La ville de Troyes, en Champagne, était probablement en possession de fournir des fous au roi, puisque Charles V écrivit aux maire et échevins de cette ville que, son fou étant mort, ils eussent à lui en envoyer un autre, suivant la coutume. Ce prince en eut deux qui lui furent extrêmement chers, si l'on en juge par les honneurs qu'il leur rendit après leur mort. On voit encore, à Saint-Maurice de Senlis, un monument consacré à la mémoire de l'un d'eux, dont la représentation est décorée de marbre et d'albâtre, revêtue des habits et ornée des attributs de la folie ; elle est couchée sur un superbe mausolée, avec cette épitaphe : Ci-gît Thévenin de Saint-Légîer, fou du roi notre sire, qui trépassa l'onzième juillet, l'an de grâce 1375. L'autre fou fut inhumé à Saint-Germain-l'Auxerrois ; son tombeau n'existe plus.
Henri IV avait quatre fous : Sibilot Chicot, maître Guillaume, Angoulevant, et Mathurine ; ceux d'Henri II étaient Brusqui et Thoni.
On sait que le fou de François Ier s'appelait Triboulet.
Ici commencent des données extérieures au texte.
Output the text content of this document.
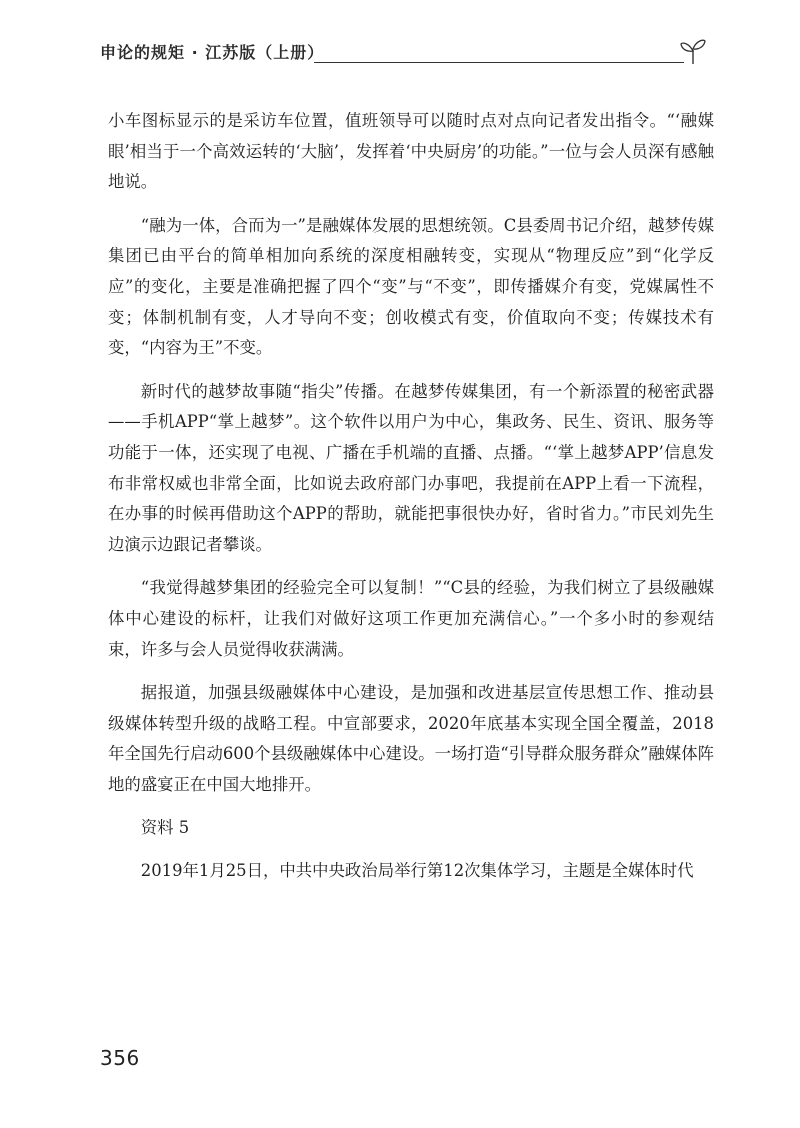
申论的规矩 · 江苏版（上册）

小车图标显示的是采访车位置，值班领导可以随时点对点向记者发出指令。“‘融媒眼’相当于一个高效运转的‘大脑’，发挥着‘中央厨房’的功能。”一位与会人员深有感触地说。

“融为一体，合而为一”是融媒体发展的思想统领。C县委周书记介绍，越梦传媒集团已由平台的简单相加向系统的深度相融转变，实现从“物理反应”到“化学反应”的变化，主要是准确把握了四个“变”与“不变”，即传播媒介有变，党媒属性不变；体制机制有变，人才导向不变；创收模式有变，价值取向不变；传媒技术有变，“内容为王”不变。

新时代的越梦故事随“指尖”传播。在越梦传媒集团，有一个新添置的秘密武器——手机APP“掌上越梦”。这个软件以用户为中心，集政务、民生、资讯、服务等功能于一体，还实现了电视、广播在手机端的直播、点播。“‘掌上越梦APP’信息发布非常权威也非常全面，比如说去政府部门办事吧，我提前在APP上看一下流程，在办事的时候再借助这个APP的帮助，就能把事很快办好，省时省力。”市民刘先生边演示边跟记者攀谈。

“我觉得越梦集团的经验完全可以复制！”“C县的经验，为我们树立了县级融媒体中心建设的标杆，让我们对做好这项工作更加充满信心。”一个多小时的参观结束，许多与会人员觉得收获满满。

据报道，加强县级融媒体中心建设，是加强和改进基层宣传思想工作、推动县级媒体转型升级的战略工程。中宣部要求，2020年底基本实现全国全覆盖，2018年全国先行启动600个县级融媒体中心建设。一场打造“引导群众服务群众”融媒体阵地的盛宴正在中国大地排开。

资料 5

2019年1月25日，中共中央政治局举行第12次集体学习，主题是全媒体时代

356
Le dernier fou de cour fut le fameux l'Angeli, que M. le Prince amena des Pays-Bas, et qu'il se fit un plaisir de donner à Louis XIV. Mais l'Angeli était un fou plein d'esprit, qui trouva le secret de plaire aux uns, de se faire craindre des autres, et d'amasser par cette adresse une somme de vingt-cinq mille écus de ce temps-là. Cependant ses railleries piquantes le firent à la fin chasser de la cour, et depuis, cette espèce de fous n'y a plus paru.


Le fou au jeu d'échecs

Les Grecs nommaient les fous (au jeu d'échec) aréiphiles, c'est-à-dire favoris de Mars, parce qu'ils provoquaient aux combats.
C'est la troisième pièce des échecs chez les Orientaux ; elle avait la figure de l'éléphant ; elle en porte le nom, fil.
Les Italiens l'appellent alfiera (sergent de bataille) ; l'auteur du roman de la Rose donna le nom de fou à cette pièce, et ce nom, qui approche du mot fil, lui est resté.

Mais pourquoi
Le nommer fou ? c'est qu il est près du roi,
Reprit Jean Jacques, et pour ne vous rien taire,
Au jeu d'échecs, tous les peuples ont mis
Les animaux communs dans leur pays :
L'Arabe y met le léger dromadaire,
Et l'indien l'éléphant ; quant à nous,
Peuple falot, nous y mettons les fous.

On dit proverbialement qu'aux échecs les fous sont les proches du roi.


L'ordre des fous

Cet ordre fut institué en 1380, par Adolphe, comte de Clèves. Trente-cinq seigneurs ou gentilshommes entrèrent d'abord dans cette société, qui paraît n'avoir été formée que entretenir l'union entre les du pays de Clèves. On les reconnaissait à un fou d'argent en broderie qu'ils portaient sur leurs manteaux. Le dimanche après la fête de Saint-Michel, tous les s'assemblaient à Clèves et se régalaient à frais communs. La société s'appliquait ensuite à terminer les différents survenus entre les confrères. Cet ordre ne subsiste plus depuis longtemps.